C’est un sujet sensible dans les territoires où la mer occupe une place centrale dans l’alimentation quotidienne. Dans un article publié ce lundi 25 mai par notre partenaire Outremers360, [1] le médecin calédonien Claude Maillaud rappelle les risques liés à la consommation régulière de certains poissons fortement contaminés au mercure.
En Nouvelle-Calédonie, comme dans plusieurs outre-mer, les grands poissons prédateurs – thon, espadon, marlin, requin… – occupent une place importante dans les habitudes alimentaires. Or, plus une espèce se situe haut dans la chaîne alimentaire, plus elle accumule du méthylmercure, une forme toxique du mercure pour l’être humain.
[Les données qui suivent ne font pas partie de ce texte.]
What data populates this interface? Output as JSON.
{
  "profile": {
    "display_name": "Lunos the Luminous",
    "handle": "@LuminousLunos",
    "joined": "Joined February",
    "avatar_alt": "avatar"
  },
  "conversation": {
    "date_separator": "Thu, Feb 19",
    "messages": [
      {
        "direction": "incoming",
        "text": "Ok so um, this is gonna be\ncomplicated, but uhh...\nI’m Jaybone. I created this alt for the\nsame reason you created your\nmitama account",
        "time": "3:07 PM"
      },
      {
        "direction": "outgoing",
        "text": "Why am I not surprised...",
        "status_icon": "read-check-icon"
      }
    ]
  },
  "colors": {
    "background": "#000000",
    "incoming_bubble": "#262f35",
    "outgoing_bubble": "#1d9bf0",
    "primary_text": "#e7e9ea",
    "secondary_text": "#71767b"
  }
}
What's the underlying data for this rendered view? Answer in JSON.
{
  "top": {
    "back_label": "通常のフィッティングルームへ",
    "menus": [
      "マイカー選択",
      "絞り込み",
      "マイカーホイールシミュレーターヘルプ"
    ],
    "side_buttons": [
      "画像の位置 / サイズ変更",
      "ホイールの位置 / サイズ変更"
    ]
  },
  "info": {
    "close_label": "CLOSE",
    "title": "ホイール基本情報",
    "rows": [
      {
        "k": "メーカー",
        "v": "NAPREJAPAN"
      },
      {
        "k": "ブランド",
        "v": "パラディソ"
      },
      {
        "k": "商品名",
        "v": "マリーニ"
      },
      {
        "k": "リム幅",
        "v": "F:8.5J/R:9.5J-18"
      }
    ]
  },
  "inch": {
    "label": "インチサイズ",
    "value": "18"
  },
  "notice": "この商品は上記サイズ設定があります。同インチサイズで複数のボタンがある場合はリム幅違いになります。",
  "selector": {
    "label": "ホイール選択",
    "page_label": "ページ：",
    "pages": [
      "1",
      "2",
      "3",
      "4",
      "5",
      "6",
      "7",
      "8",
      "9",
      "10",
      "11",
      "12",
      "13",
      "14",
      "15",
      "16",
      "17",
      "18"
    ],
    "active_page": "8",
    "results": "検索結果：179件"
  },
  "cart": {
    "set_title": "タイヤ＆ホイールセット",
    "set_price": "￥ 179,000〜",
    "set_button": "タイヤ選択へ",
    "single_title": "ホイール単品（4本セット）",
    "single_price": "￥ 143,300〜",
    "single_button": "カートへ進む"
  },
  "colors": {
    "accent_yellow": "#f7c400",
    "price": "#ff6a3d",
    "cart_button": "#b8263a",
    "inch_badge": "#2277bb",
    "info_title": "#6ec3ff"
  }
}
Les recommandations sanitaires sont connues depuis plusieurs années. L’Agence nationale de sécurité alimentaire (Anses) conseille notamment aux femmes enceintes ou allaitantes ainsi qu’aux enfants de moins de 3 ans d’éviter certaines espèces particulièrement chargées en mercure comme l’espadon, le marlin ou les requins.
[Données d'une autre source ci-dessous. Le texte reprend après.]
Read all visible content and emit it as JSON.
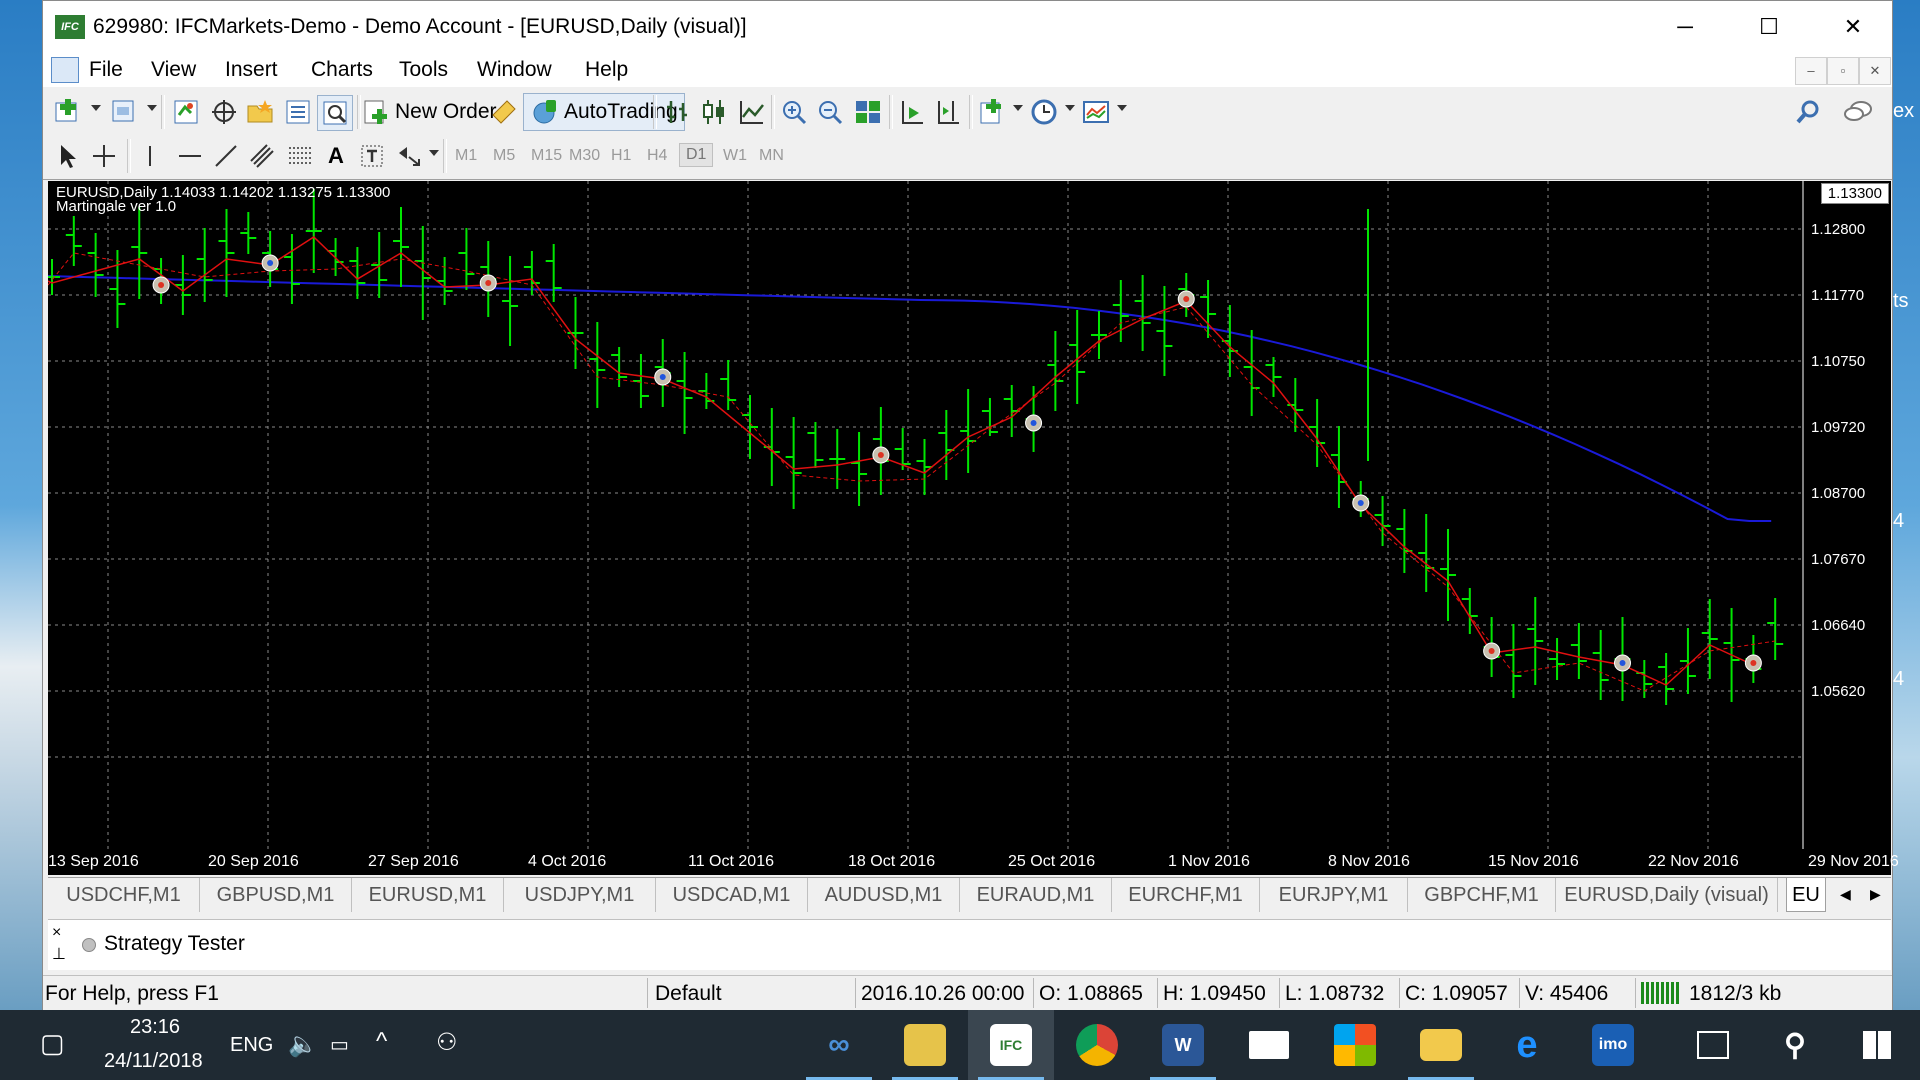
{
  "window": {
    "title": "629980: IFCMarkets-Demo - Demo Account - [EURUSD,Daily (visual)]",
    "logo_text": "IFC",
    "minimize": "─",
    "maximize": "☐",
    "close": "✕"
  },
  "menu": {
    "items": [
      "File",
      "View",
      "Insert",
      "Charts",
      "Tools",
      "Window",
      "Help"
    ],
    "mdi_minimize": "–",
    "mdi_restore": "▫",
    "mdi_close": "✕"
  },
  "toolbar": {
    "new_order": "New Order",
    "autotrading": "AutoTrading",
    "timeframes": [
      "M1",
      "M5",
      "M15",
      "M30",
      "H1",
      "H4",
      "D1",
      "W1",
      "MN"
    ],
    "active_timeframe": "D1"
  },
  "chart": {
    "header_line1": "EURUSD,Daily  1.14033 1.14202 1.13275 1.13300",
    "header_line2": "Martingale ver 1.0",
    "current_price": "1.13300",
    "price_labels": [
      "1.12800",
      "1.11770",
      "1.10750",
      "1.09720",
      "1.08700",
      "1.07670",
      "1.06640",
      "1.05620"
    ],
    "date_labels": [
      "13 Sep 2016",
      "20 Sep 2016",
      "27 Sep 2016",
      "4 Oct 2016",
      "11 Oct 2016",
      "18 Oct 2016",
      "25 Oct 2016",
      "1 Nov 2016",
      "8 Nov 2016",
      "15 Nov 2016",
      "22 Nov 2016",
      "29 Nov 2016"
    ],
    "colors": {
      "background": "#000000",
      "bar": "#00e600",
      "ma": "#1a1ad8",
      "trade_line": "#e01010",
      "grid": "#8a8a8a"
    }
  },
  "tabs": {
    "items": [
      "USDCHF,M1",
      "GBPUSD,M1",
      "EURUSD,M1",
      "USDJPY,M1",
      "USDCAD,M1",
      "AUDUSD,M1",
      "EURAUD,M1",
      "EURCHF,M1",
      "EURJPY,M1",
      "GBPCHF,M1",
      "EURUSD,Daily (visual)",
      "EU"
    ],
    "active": "EU",
    "left_arrow": "◀",
    "right_arrow": "▶"
  },
  "tester": {
    "label": "Strategy Tester",
    "close": "×",
    "pin": "⊥"
  },
  "status": {
    "help": "For Help, press F1",
    "profile": "Default",
    "datetime": "2016.10.26 00:00",
    "open": "O: 1.08865",
    "high": "H: 1.09450",
    "low": "L: 1.08732",
    "close": "C: 1.09057",
    "volume": "V: 45406",
    "traffic": "1812/3 kb"
  },
  "taskbar": {
    "time": "23:16",
    "date": "24/11/2018",
    "language": "ENG",
    "apps": [
      "chain-icon",
      "mt4-icon",
      "ifc-markets-icon",
      "chrome-icon",
      "word-icon",
      "mail-icon",
      "store-icon",
      "folder-icon",
      "edge-icon",
      "imo-icon",
      "task-view-icon",
      "search-icon",
      "windows-icon"
    ],
    "imo_label": "imo",
    "word_label": "W"
  },
  "desktop": {
    "edge_text": [
      "ex",
      "ts",
      "4",
      "4"
    ]
  }
}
Le sujet concerne particulièrement les territoires ultramarins, où le poisson est consommé beaucoup plus fréquemment qu’en Métropole. En Guyane, par exemple, les autorités sanitaires alertent régulièrement sur les contaminations liées à l’orpaillage illégal, le mercure utilisé dans certaines exploitations finissant dans les cours d’eau puis dans les poissons consommés localement.
Dans le Pacifique, la question touche davantage les grands poissons pélagiques consommés frais ou pêchés localement. En Nouvelle-Calédonie, le thon ou le marlin restent des espèces appréciées, notamment dans certaines pratiques de pêche sportive ou vivrière.
Le risque ne signifie pas qu’il faut pour autant arrêter de manger du poisson. Les autorités sanitaires rappellent au contraire que les produits de la mer apportent des protéines, des oméga-3 et plusieurs nutriments essentiels. L’enjeu repose surtout sur la diversification des espèces consommées et sur une vigilance accrue pour les populations les plus sensibles.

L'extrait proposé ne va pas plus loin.